IRL Lesson: Don’t Be Cool


Blog Post #4

Lesson #234792773 in being the Main Character:

Don’t try to be cool, pleeeease don’t.

For my first ever job when I was 16, I worked making milkshakes and desserts for a restaurant in B.C. I was so annoyed the whole time, because I had to wear clunky kitchen shoes and an ugly white t-shirt button-up, and a HAIRNET, while all of the pretty hostesses and waitresses got to wear all black and have their hair out and looked great. I was SO ANNOYED, especially because I had a crush on half of the kitchen boys and waiters. I still get embarrassed thinking about that uniform (even though I was a big rule breaker and never wore my hairnet, oh my!).

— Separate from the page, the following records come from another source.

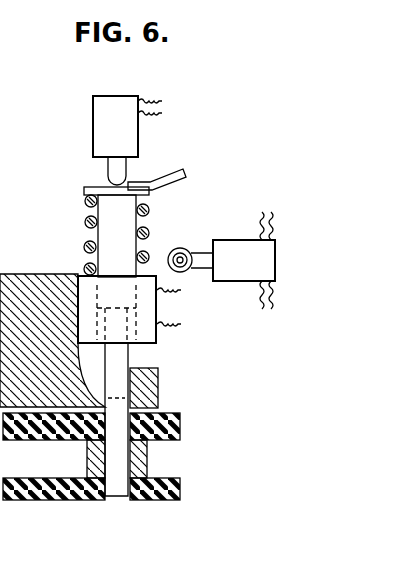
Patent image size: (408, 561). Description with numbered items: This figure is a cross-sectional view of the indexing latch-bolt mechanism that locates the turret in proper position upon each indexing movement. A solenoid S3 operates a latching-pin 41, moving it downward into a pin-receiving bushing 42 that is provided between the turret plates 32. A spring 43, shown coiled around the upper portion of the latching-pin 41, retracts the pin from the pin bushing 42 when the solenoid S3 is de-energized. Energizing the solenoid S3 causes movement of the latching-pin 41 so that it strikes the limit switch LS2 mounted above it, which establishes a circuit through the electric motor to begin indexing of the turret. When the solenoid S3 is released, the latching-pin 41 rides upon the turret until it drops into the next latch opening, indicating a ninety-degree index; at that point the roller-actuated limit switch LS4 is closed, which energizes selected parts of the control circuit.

The turret plates 32 is at (180, 478).
The latching-pin 41 is at (120, 222).
The pin-receiving bushing 42 is at (126, 494).
The spring 43 is at (85, 222).
The limit switch LS2 is at (127, 140).
The limit switch LS4 is at (221, 260).
The solenoid S3 is at (157, 310).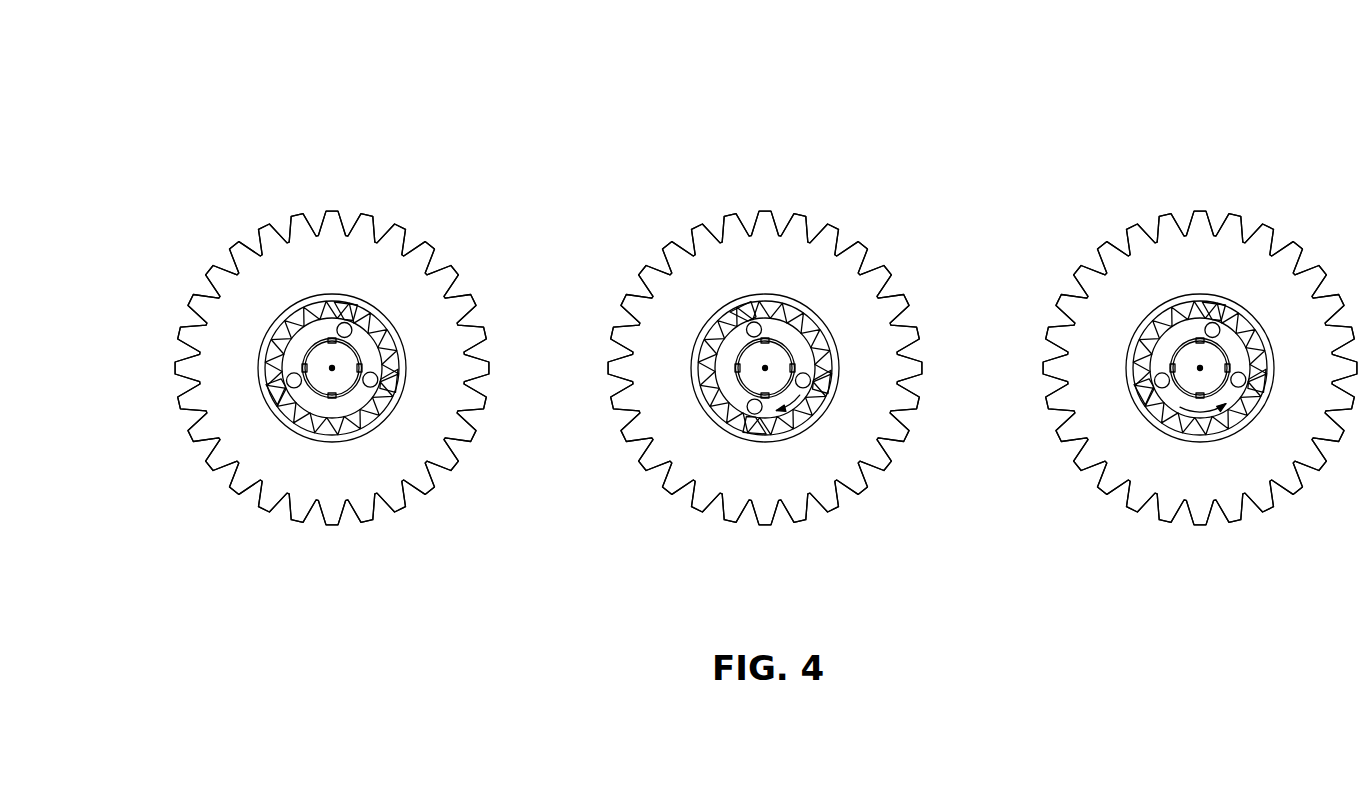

Anyways, I gave my two weeks notice right before I was moving away to live on campus and attend university at SFU, and I had to go in one last time to pick up my final paycheque. So, I figure, they never got to see me all done up with nice hair and makeup and a cute outfit and shoes, so I get the whole getup on and go to the restaurant. I see one of the (many) cute guys there and I primp a bit, go through and get my final paycheque, and I’m on my way out when suddenly, I take a total banana-peel-slip and eat it, even hitting my head on the floor.

You see, there was a reason we had to wear super ugly clog shoes in the kitchen, which I ignored, and I came to deeeply regret this. Luckily, I don’t think anyone really saw me fall, I came in at a time where the restaurant was dead, and when I got up off the floor and looked around, nobody was pointing and laughing, but man, did I regret having such a big ego and trying to look cool.

I think the lesson to take from this is actually that you shouldn’t care so much about what other people think, you should be secure in yourself. When you care so much about others’ opinions, that’s when you make mistakes. In reality, no one in the restaurant cared what I looked like, and my uniform wouldn’t have stopped any romantic endeavours (let’s be honest, I was a 16 year old in a restaurant full of 19 to 22-year-olds, it wasn’t happening anyway). I’m awesome, and I just need to accept and live that reality, and I hope you, reader, learn to as well.